The event, contracted to cost $18,500, is hosted by the Carolina Union Activities Board. CUAB’s activities are funded by student organizations fees of about $13 per student per year.

President Cierra Hinton said the group has been trying to bring Savage for the past two years, since It Gets Better began.

“This year’s board really got behind it and decided that this would be a good program,” she said.

Grace Peter, culture chairwoman for CUAB, said she wanted to bring Savage to campus because his advice is relevant.

“Topics like love and sex are issues that all college students have an opinion about,” she said.

Peter also said that Savage’s talk will not be for the sexually squeamish.

“It will definitely not be PG, Dan holds nothing back when giving his opinion,” she said.

But Savage’s candor shouldn’t scare people away, Peter said. “The topic of sex can be awkward or scary for some students to handle, so I urge people to come with an open mind,” she said.

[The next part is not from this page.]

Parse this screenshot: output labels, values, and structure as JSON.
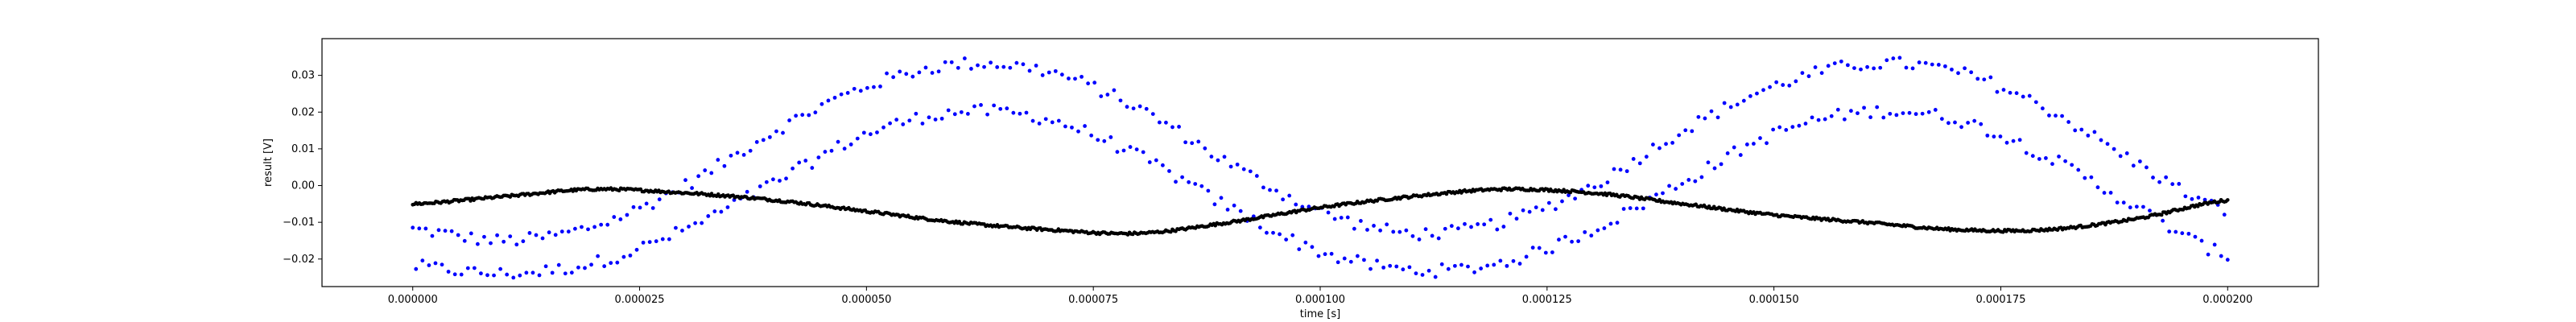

The Internet-based It Gets Better project was founded by Savage and his husband in 2010 to prevent suicide among bullied LGBT youth.

The site propagates video messages in support of the LGBT movement that tell youth their lives will improve.

By the end of 2010, It Gets Better had raised more than $100,000.

Peter said that she wanted to bring Savage to UNC because of this support for the LGBT community.

“His activism has helped many LGBT youth to live their lives with courage and hope while being true to their identity,” Peter said.

Savage’s column, “Savage Love,” runs weekly in “The Stranger,” an independent newspaper printed in Seattle. He responds to letters mainly about sex and sexuality.